Soru: Cünüp bir kimse, denize veya göle düşse,
uyurken sel veya yağmur altında kalsa, ağzı burnu dâhil her yeri ıslansa,
gusletmiş yani cünüplükten temiz oluyormuş. Bu doğru mudur? Niyet etmek
gerekmiyor mu?
CEVAP
Evet, doğrudur.
Niyet etmek Hanefî'de şart değildir.
Fıkıh kitaplarında deniyor ki:
Cünüp kimse, bir
akarsuya veya büyük havuza serinlemek için girse yahut yağmur altında kalıp
bütün uzuvları ıslanmış olsa, cünüplükten çıkar, temiz olur. Zira maksat,
yıkanmış olmaktır. Maksadın hâsıl olmasında, kasıtlı veya kasıtsız yapılması
arasında bir fark yoktur. (Halebî-yi sagir)
Yağmur altında kalan
veya bir ırmağa düşen kimsenin, bütün vücudu ıslanırsa, abdesti de, guslü de
sahih olur. Eğer ağzı ve burnu ıslanmamışsa sadece, ağzına ve burnuna su
vermesi kâfi gelir. Siraciyye’de de böyledir. (Hindiyye)
Cünüp olduğunu
unutarak yıkananın cünüplüğü kalkmış olur. (Redd-ül
Muhtar)
Havuzda, nehirde,
denizde, yağmur altında ıslanan, ağzını ve burnunu da yıkasa, abdest almış ve
gusletmiş olur. Cünüp, denize dalıp çıkınca, sonra su içerse temiz olur. Yani,
su içmesi ağzını yıkamak olur.
Ama (Niyet edilmese de, abdest ve gusül sahih oluyormuş)

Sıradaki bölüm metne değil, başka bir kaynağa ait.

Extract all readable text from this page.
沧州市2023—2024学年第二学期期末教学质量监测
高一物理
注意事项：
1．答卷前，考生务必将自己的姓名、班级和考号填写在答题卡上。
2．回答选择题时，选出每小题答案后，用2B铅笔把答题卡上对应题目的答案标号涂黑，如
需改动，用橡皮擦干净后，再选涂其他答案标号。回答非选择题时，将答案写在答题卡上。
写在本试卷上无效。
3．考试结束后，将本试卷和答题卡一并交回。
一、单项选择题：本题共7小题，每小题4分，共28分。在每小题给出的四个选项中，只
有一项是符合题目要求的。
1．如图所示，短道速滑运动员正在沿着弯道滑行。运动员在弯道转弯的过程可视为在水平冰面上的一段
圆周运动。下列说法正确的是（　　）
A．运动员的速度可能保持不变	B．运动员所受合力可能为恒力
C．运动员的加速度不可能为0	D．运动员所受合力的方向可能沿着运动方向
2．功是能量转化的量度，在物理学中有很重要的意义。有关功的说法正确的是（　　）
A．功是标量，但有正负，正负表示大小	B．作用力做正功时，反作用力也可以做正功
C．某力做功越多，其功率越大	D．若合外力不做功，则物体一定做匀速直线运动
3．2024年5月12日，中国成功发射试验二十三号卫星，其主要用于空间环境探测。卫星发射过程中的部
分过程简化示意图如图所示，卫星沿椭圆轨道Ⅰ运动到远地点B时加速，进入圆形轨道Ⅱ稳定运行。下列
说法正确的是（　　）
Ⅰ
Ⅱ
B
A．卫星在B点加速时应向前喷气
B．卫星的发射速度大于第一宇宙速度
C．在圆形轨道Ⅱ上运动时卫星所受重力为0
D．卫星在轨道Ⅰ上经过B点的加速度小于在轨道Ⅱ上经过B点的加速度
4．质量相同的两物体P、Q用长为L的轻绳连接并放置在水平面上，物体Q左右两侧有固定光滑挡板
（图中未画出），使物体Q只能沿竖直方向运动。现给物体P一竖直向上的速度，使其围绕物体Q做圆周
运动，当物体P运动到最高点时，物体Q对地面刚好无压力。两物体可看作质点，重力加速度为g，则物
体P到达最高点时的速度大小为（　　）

diyerek niyeti terk etmemeli. Abdeste, gusle sevab alabilmek için niyet
gerekir. Çünkü fıkıh kitaplarında buyuruluyor ki:
Herhangi bir kimse,
gusle niyet etmeden yıkansa, cünüplükten temizlenirse de, guslü için, sevab
hâsıl olmaz. (Halebî)
Cünüp, gusle niyet
etmezse, cünüplükten temizlenmiş olursa da, farz olan gusül sevabına kavuşamaz.

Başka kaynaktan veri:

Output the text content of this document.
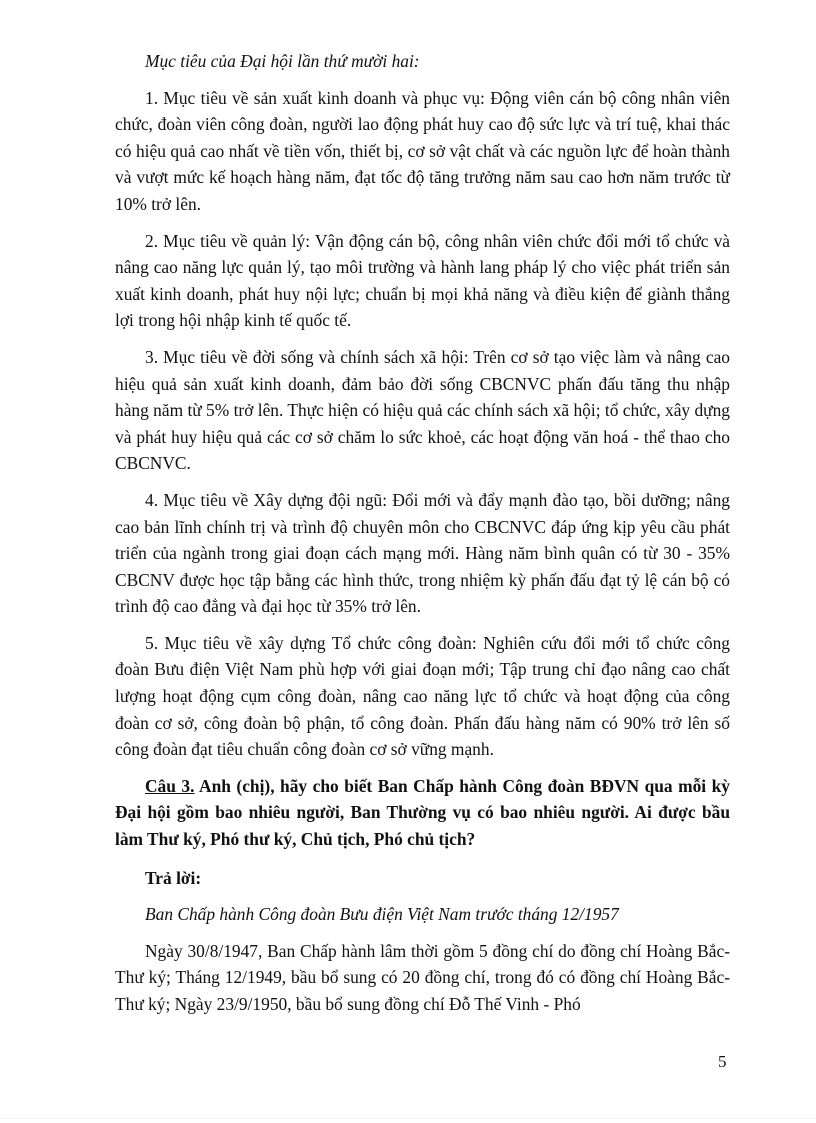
Mục tiêu của Đại hội lần thứ mười hai:

1. Mục tiêu về sản xuất kinh doanh và phục vụ: Động viên cán bộ công nhân viên chức, đoàn viên công đoàn, người lao động phát huy cao độ sức lực và trí tuệ, khai thác có hiệu quả cao nhất về tiền vốn, thiết bị, cơ sở vật chất và các nguồn lực để hoàn thành và vượt mức kế hoạch hàng năm, đạt tốc độ tăng trưởng năm sau cao hơn năm trước từ 10% trở lên.

2. Mục tiêu về quản lý: Vận động cán bộ, công nhân viên chức đổi mới tổ chức và nâng cao năng lực quản lý, tạo môi trường và hành lang pháp lý cho việc phát triển sản xuất kinh doanh, phát huy nội lực; chuẩn bị mọi khả năng và điều kiện để giành thắng lợi trong hội nhập kinh tế quốc tế.

3. Mục tiêu về đời sống và chính sách xã hội: Trên cơ sở tạo việc làm và nâng cao hiệu quả sản xuất kinh doanh, đảm bảo đời sống CBCNVC phấn đấu tăng thu nhập hàng năm từ 5% trở lên. Thực hiện có hiệu quả các chính sách xã hội; tổ chức, xây dựng và phát huy hiệu quả các cơ sở chăm lo sức khoẻ, các hoạt động văn hoá - thể thao cho CBCNVC.

4. Mục tiêu về Xây dựng đội ngũ: Đổi mới và đẩy mạnh đào tạo, bồi dưỡng; nâng cao bản lĩnh chính trị và trình độ chuyên môn cho CBCNVC đáp ứng kịp yêu cầu phát triển của ngành trong giai đoạn cách mạng mới. Hàng năm bình quân có từ 30 - 35% CBCNV được học tập bằng các hình thức, trong nhiệm kỳ phấn đấu đạt tỷ lệ cán bộ có trình độ cao đẳng và đại học từ 35% trở lên.

5. Mục tiêu về xây dựng Tổ chức công đoàn: Nghiên cứu đổi mới tổ chức công đoàn Bưu điện Việt Nam phù hợp với giai đoạn mới; Tập trung chỉ đạo nâng cao chất lượng hoạt động cụm công đoàn, nâng cao năng lực tổ chức và hoạt động của công đoàn cơ sở, công đoàn bộ phận, tổ công đoàn. Phấn đấu hàng năm có 90% trở lên số công đoàn đạt tiêu chuẩn công đoàn cơ sở vững mạnh.

Câu 3. Anh (chị), hãy cho biết Ban Chấp hành Công đoàn BĐVN qua mỗi kỳ Đại hội gồm bao nhiêu người, Ban Thường vụ có bao nhiêu người. Ai được bầu làm Thư ký, Phó thư ký, Chủ tịch, Phó chủ tịch?

Trả lời:

Ban Chấp hành Công đoàn Bưu điện Việt Nam trước tháng 12/1957

Ngày 30/8/1947, Ban Chấp hành lâm thời gồm 5 đồng chí do đồng chí Hoàng Bắc-Thư ký; Tháng 12/1949, bầu bổ sung có 20 đồng chí, trong đó có đồng chí Hoàng Bắc-Thư ký; Ngày 23/9/1950, bầu bổ sung đồng chí Đỗ Thế Vinh - Phó

5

Çünkü niyetsiz sevab yoktur. (İbni Âbidin)
Abdestte ve gusülde
niyet, Hanefî'de sünnetse de, diğer
üç mezhepte farzdır. Mâlikî veya Şâfiî mezhebini, namazla ilgili bir iş için
taklit eden Hanefî’nin de, gusülde ve
abdestte niyet etmesi farzdır.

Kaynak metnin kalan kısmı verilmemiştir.